Kurlansky, um autor que já escreveu sobre bacalhau e sal em livros anteriores, conseguiu compor desta vez com rigor histórico uma parábola exemplar sobre a voracidade humana. Ele conta como Nova York inteira – inteira, no caso, quer dizer a cidade dos ricos e dos pobres, dos pioneiros e dos imigrantes recém-chegados – fartou-se de ostras até praticamente acabar com elas, destruindo seus viveiros imemoriais na foz do Hudson. Quando os europeus chegaram a Manhattan, encontraram ali os lenape, acostumados a catar ostras de até 30 centímetros num litoral onde elas tinham pelo menos 10 mil anos de presença na dieta humana.

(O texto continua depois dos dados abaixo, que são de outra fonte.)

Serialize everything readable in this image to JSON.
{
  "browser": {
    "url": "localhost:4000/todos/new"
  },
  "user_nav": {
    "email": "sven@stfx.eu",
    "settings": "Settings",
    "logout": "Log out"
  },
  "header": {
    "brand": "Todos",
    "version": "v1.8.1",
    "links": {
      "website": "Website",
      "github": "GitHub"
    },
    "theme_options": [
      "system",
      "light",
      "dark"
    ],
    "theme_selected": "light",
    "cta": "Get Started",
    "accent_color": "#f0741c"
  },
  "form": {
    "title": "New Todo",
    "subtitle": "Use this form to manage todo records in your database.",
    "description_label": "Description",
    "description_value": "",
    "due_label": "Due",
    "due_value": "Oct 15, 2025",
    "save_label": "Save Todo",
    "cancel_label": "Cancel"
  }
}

Era uma das riquezas de Nova York. E exploradas como tal. Vendidas aos milhões no mercado local e exportadas como produto típico, elas entraram em colapso no começo do século XX. Em outros motivos, por causa da poluição das águas que elas filtram para se alimentar. Hoje, é claro, não falta ostra em Nova York, em restaurantes mais ou menos populares lou de luxo. Um dos mais tradicionais, o da estação Grand Central, anúncia a qualidade de suas ostras na internet com os moluscos batendo palmas diante do prédio histórico, num claque-claque de conchas. Vale a pena clicar aqui para ver a cena. É imperdível.

Proteina pura

A diferença em relação à abundância do passado é que, atualmente, as ostras novaiorquinas são importadas. Por isso o livro de Kurlansky tem um sabor especial para quem ainda está se despedindo de seu patrimônio natural, como os brasileiros. Nossa terra, além de palmeiras, tem sambaquis. E os sambaquis, que coroam boa parte de nosso litoral, nada mais são do que depósitos arqueológicos de ostras.

Elas foram há milhares de anos colhidas como jabuticabas do tronco das árvores de mangue, por uma invejável população précolombiana que, sem fazer força, tirava do mar com as mãos proteína pura e a comia crua, depositando as conchas em pilhas de até 25 metros de altura. Mais ou menos como fazem os grãfinos nas praias exclusivas dos melhores resorts.

Esse povo, que sumiu muito antes que chegassem os europeus aos Brasil, construiu sem querer altares acidentais, verdadeiros monumentos à preguiça benfazeja de um paraíso tropical que de fato andou por aqui, risonho e franco, quando o país ainda não era sequer Pindorama. Os sambaquis precisam com urgência achar o seu Kurlansky. À falta de castores, as ostras são a melhor chance que o Brasil tem de dar a seu passado algum futuro.